Russia has said the deaths at the attack were caused by a gas leak from a depot where rebel groups were storing chemical weapons, after a Syrian air strike.

Moallem said a Syrian air strike had hit a store where the al-Nusra Front was storing chemical weapons. The al-Nusra Front is a jihadist group that now operates as part of an alliance called Tahrir al-Sham. He said the al-Nusra Front and the Islamic State of Iraq and the Levant (ISIL) had both been storing chemical weapons in urban areas of Syria.

Russia argued at a U.N. Security Council meeting on April 5 against holding al-Assad’s government responsible for the Idlib attack. 

US may take ‘our own action’

The U.S. ambassador to the United Nations, Nikki Haley, warned that the Trump administration would take action if the Security Council did not.

“When the United Nations consistently fails in its duty to act collectively, there are times in the life of states that we are compelled to take our own action,” Haley said.

U.S. Secretary of State Rex Tillerson urged Russia to rethink its support for al-Assad.

“There is no doubt in our mind that the Syrian regime under the leadership of Bashar al-Assad is responsible for this horrific attack,” Tillerson told reporters on April 5. “And we think it is time for the Russians to really think carefully about their continuing support for the Assad regime.” Tillerson is due in Moscow next week for talks that will now be clouded by the Khan Sheikhoun controversy.

One day later, Russian President Vladimir Putin slammed “unfounded accusations” over the “incident with chemical weapons” in Syria in a phone call with Israeli Prime Minister Benjamin Netanyahu, the Kremlin said.  
“Putin in particular underlined the unacceptability of making unfounded accusations against anyone before a thorough and impartial international investigation is carried out,” the Kremlin said in a statement.  

This statement came after Kremlin spokesperson Dmitry Peskov said the U.S. allegations that Syrian forces carried out the deadly chemical attack were not based on “objective” information.  

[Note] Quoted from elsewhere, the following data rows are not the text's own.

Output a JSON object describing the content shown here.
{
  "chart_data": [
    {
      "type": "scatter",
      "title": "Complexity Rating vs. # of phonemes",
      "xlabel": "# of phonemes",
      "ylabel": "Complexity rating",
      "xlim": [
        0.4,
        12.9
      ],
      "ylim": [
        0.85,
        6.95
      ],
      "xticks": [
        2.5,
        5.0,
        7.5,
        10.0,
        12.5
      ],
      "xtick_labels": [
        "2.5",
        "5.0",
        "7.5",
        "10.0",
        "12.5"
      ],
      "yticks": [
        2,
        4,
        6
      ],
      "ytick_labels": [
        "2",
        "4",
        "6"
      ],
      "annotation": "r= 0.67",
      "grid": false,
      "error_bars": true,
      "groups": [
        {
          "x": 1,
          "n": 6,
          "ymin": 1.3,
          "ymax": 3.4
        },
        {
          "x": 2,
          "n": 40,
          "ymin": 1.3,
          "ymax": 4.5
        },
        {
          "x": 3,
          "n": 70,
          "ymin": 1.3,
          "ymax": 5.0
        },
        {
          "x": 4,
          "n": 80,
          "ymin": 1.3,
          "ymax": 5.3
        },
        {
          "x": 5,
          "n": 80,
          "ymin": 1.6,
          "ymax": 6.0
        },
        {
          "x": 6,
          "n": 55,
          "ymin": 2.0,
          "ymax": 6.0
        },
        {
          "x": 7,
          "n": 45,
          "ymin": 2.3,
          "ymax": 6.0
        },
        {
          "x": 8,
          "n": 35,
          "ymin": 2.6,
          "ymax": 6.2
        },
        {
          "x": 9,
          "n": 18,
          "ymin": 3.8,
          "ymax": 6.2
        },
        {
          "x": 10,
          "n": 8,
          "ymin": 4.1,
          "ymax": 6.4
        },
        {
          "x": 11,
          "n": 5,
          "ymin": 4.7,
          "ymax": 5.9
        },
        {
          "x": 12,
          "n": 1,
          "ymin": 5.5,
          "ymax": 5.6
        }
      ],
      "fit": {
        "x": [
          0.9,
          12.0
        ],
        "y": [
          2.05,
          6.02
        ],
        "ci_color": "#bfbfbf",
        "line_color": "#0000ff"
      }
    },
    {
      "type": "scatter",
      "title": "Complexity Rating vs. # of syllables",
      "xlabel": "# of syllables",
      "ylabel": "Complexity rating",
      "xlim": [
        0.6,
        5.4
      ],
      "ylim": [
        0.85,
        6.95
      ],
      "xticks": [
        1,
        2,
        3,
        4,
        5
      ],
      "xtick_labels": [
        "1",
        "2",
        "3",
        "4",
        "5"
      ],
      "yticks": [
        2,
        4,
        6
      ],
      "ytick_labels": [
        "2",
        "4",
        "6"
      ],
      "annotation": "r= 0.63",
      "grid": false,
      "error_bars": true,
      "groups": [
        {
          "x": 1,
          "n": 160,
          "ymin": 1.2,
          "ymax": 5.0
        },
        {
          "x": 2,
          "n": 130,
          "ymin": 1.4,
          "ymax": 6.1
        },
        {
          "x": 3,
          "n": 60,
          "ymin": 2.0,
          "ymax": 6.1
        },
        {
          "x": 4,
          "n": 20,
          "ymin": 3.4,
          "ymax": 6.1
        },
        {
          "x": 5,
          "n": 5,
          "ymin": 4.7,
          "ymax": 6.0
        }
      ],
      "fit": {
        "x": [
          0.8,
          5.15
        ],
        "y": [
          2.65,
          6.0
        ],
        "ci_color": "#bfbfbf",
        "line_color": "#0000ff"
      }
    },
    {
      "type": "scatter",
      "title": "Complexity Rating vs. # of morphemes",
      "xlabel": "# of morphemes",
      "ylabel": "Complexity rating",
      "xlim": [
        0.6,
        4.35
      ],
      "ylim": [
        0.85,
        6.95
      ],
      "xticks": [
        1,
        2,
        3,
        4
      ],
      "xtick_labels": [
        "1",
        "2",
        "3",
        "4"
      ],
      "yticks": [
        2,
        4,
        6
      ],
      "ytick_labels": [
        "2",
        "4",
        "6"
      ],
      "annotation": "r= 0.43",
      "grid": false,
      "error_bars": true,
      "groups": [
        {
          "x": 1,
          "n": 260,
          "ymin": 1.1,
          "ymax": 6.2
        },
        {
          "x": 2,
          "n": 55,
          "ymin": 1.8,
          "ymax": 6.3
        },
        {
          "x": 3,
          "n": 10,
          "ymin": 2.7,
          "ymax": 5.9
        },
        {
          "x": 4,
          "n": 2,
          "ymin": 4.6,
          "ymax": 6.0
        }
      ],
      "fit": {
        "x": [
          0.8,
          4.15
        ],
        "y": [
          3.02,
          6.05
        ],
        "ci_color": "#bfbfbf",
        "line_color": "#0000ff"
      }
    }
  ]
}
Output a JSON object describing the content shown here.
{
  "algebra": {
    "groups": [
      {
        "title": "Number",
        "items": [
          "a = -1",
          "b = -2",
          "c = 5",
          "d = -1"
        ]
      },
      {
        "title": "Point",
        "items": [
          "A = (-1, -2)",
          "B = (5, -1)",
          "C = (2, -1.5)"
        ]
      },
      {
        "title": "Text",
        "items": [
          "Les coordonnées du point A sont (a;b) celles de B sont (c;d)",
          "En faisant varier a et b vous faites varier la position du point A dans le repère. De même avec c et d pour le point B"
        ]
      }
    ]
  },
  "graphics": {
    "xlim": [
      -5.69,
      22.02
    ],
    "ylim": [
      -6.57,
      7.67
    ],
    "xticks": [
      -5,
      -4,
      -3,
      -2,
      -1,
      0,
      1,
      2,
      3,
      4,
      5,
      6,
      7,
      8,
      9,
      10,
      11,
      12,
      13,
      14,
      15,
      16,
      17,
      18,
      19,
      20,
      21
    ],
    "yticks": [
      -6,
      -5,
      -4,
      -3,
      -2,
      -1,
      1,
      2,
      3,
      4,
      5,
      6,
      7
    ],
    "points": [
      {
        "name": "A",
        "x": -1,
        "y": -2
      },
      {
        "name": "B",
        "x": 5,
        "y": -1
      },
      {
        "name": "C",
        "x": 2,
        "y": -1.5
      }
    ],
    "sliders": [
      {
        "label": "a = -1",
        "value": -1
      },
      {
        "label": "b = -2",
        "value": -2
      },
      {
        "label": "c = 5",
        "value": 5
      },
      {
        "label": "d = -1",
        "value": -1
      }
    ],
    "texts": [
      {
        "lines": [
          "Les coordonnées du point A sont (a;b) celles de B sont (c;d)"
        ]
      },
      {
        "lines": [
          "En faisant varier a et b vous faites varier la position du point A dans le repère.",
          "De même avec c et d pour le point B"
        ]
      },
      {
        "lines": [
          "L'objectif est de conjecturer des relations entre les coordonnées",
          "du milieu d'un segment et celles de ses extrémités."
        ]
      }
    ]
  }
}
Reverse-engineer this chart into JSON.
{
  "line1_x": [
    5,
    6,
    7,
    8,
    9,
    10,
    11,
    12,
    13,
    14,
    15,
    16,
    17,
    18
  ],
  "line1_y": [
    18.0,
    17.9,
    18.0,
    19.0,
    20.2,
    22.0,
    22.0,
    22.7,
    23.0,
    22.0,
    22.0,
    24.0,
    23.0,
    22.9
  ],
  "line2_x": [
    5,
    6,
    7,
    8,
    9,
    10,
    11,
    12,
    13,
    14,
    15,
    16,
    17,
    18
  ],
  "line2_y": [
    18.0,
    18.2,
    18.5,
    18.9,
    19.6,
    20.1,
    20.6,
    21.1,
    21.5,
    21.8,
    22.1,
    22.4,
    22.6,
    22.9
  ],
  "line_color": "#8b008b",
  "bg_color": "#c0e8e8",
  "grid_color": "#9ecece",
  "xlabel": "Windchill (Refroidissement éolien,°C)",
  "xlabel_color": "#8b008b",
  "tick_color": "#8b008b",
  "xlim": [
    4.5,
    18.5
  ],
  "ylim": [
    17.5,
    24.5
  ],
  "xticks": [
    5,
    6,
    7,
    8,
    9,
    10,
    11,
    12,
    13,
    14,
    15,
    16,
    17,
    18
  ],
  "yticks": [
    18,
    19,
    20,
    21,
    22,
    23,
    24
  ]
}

“We consider a much more measured approach necessary and do not think it is possible to surrender oneself to hasty conclusions about what happened in Syria in the Idlib province,” Peskov told reporters. 

“It was really a threatening development of events, very dangerous and a monstrous crime,” he said, referring to the incident.

The United Nations Commission of Inquiry on Syria and the Organisation for the Prohibition of Chemical Weapons (OPCW) both said they were investigating the attack.

German Chancellor Angela Merkel said on April 6 it was a scandal that the U.N. Security Council did not pass a resolution condemning the suspected chemical attack.

“It was a barbaric attack that must be cleared up. The use of chemical weapons is a war crime,” Merkel told a news conference in eastern Germany, adding there were some indications it was carried out by al-Assad’s forces.

“It is a scandal that no U.N. Security Council resolution materialized and those who opposed it must consider what responsibility they bear,” she said.